Amare Andinet, Hummon Amanda B, Southey Bruce R, Zimmerman Tyler A, Rodriguez-Zas Sandra L, Sweedler Jonathan V
Department of Chemistry, University of Illinois at Urbana-Champaign, Urbana, Illinois 61801, USA.
J Proteome Res. 2006 May;5(5):1162-7. doi: 10.1021/pr0504541.

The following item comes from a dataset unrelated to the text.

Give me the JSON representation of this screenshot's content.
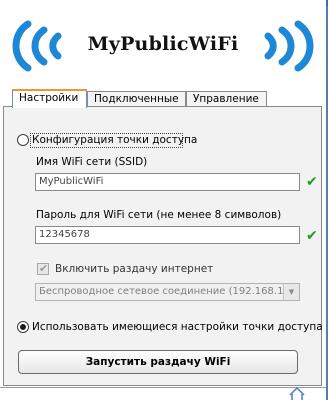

Neuropeptides are an important class of cell to cell signaling molecules that are difficult to predict from genetic information because of their large number of post-translational modifications. The transition from prohormone genetic sequence information to the determination of the biologically active neuropeptides requires the identification of the cleaved basic sites, among the many possible cleavage sites, that exist in the prohormone. We report a binary logistic regression model trained on mammalian prohormones that is more sensitive than existing methods in predicting these processing sites, and demonstrate the application of this method to mammalian neuropeptidomic studies. By comparing the predictive abilities of a binary logistic model trained on molluscan prohormone cleavages with the reported model, we establish the need for phyla-specific models.
神经肽是一类重要的细胞间信号分子,由于其大量的翻译后修饰,很难从遗传信息中预测。从前体激素遗传序列信息到确定生物活性神经肽,需要在众多可能的切割位点中识别出前体激素中存在的切割碱性位点。我们报告了一种基于哺乳动物前体激素训练的二元逻辑回归模型,该模型在预测这些加工位点方面比现有方法更敏感,并展示了该方法在哺乳动物神经肽组学研究中的应用。通过将基于软体动物前体激素切割训练的二元逻辑模型的预测能力与所报告的模型进行比较,我们确定了针对特定门的模型的必要性。